Loeb's presentation will also claim that Sony, the producer of PlayStation, was spinning its insurance and semiconductor division, a source of knowledge of hedge plans, The Post told The Post.

Pressure comes in the midst of chatting as Amazon's Jeff Bezos has personally reached Sony Pictures head Tony Vinciquerra to let it be known that Amazon is interested in buying the division, a source of knowledge of the situation said.

Another source of direct knowledge of discussions said the discussions between the two media giants ended last year after exhausting a number of opportunities, from a partnership to a direct sale.

It has not stopped Loeb's third-point management hedge fund from raising $ 1[ads1] billion through a special insurance company to buy Sony shares, sources say.

The news of Loeb's interest in Sony, first reported by Reuters, sent Sony's shares up 8.2 percent to close at $ 46.6 on Monday. 19659002] But the company is not likely to share with its film business, which boasts the comedy series "Seinfeld" and movies made by Columbia Pictures without a fight.

In January, Sony CEO Shuhei Yoshida told the CES tech conference in Las Vegas that the film studio is a priority for the electronics company.
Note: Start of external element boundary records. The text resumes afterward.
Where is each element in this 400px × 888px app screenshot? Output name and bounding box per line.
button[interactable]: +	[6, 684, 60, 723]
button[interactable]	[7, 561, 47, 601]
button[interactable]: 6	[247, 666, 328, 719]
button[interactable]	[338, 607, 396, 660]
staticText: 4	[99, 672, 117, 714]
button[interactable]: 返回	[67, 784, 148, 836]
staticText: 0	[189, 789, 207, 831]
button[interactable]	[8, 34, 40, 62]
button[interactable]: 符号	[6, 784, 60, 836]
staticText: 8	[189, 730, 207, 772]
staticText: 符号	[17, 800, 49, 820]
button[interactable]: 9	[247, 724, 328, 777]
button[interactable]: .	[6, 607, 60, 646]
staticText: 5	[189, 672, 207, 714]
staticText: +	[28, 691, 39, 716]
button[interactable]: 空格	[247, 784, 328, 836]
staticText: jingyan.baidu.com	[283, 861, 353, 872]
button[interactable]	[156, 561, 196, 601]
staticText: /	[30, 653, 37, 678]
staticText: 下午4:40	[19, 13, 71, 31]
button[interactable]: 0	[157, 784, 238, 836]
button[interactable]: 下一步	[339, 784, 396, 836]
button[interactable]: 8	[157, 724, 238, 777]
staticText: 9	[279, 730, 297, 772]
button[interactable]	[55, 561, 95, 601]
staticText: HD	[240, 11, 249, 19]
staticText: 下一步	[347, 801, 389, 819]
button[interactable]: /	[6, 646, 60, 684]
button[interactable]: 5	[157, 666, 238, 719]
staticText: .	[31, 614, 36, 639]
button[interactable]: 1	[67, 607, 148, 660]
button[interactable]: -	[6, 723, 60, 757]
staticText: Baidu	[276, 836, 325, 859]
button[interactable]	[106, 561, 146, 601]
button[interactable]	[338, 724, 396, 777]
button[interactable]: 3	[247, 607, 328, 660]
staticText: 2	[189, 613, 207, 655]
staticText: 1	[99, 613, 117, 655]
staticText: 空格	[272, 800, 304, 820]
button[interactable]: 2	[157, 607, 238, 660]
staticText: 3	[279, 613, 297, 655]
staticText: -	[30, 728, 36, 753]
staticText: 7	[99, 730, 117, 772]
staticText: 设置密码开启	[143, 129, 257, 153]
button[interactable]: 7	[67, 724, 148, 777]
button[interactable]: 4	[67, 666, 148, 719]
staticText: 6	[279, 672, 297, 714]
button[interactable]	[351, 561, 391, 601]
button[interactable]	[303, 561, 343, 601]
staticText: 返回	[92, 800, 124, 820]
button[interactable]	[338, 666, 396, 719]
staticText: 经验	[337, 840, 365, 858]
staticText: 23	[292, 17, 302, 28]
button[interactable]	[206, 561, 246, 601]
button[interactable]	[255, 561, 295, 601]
He also suggested that Sony could plan its own streaming service to compete with Netflix and Amazon – using Sony's PlayStation Network entertainment hub.

Yoshida called PlayStation Network "a very strong entertainment platform for all of Sony – very suitable for video and music content."

"They are in the midst of a turnaround" and are not interested in selling to Amazon, a source familiar with Sony's thinking.

Loeb's third-point hedge fund, which manages $ 14.5 billion in assets, pushed for a sale of Sony Pictures once before – in 2013.

He went richer but without sales. The 57-year-old hedgi has also had personal shots from Hollywood insiders who came to Son's defenses, including actor George Clooney, who blew up the hedgi as a "carpet bag" who "tries to manipulate the market."

Nevertheless, Sony may be more susceptible to some of Loeb's claims under the new CEO, which took over in April last year, according to a major and significant Sony shareholder.

"Yoshida's background is more economical," said the shareholder about the CEO, who used to be the Sony CFO.

"I think he'll sell what doesn't have an 8 percent margin or better, if the price is right," said the shareholder The Post.

"As a financier, Yoshida will try to push margins and EPS higher through stock purchases. I've heard that he has a goal of $ 100 [stock price] in his thoughts" about double the current price, the shareholder said.

Amazon did not return calls. Sony and Loeb refused to comment.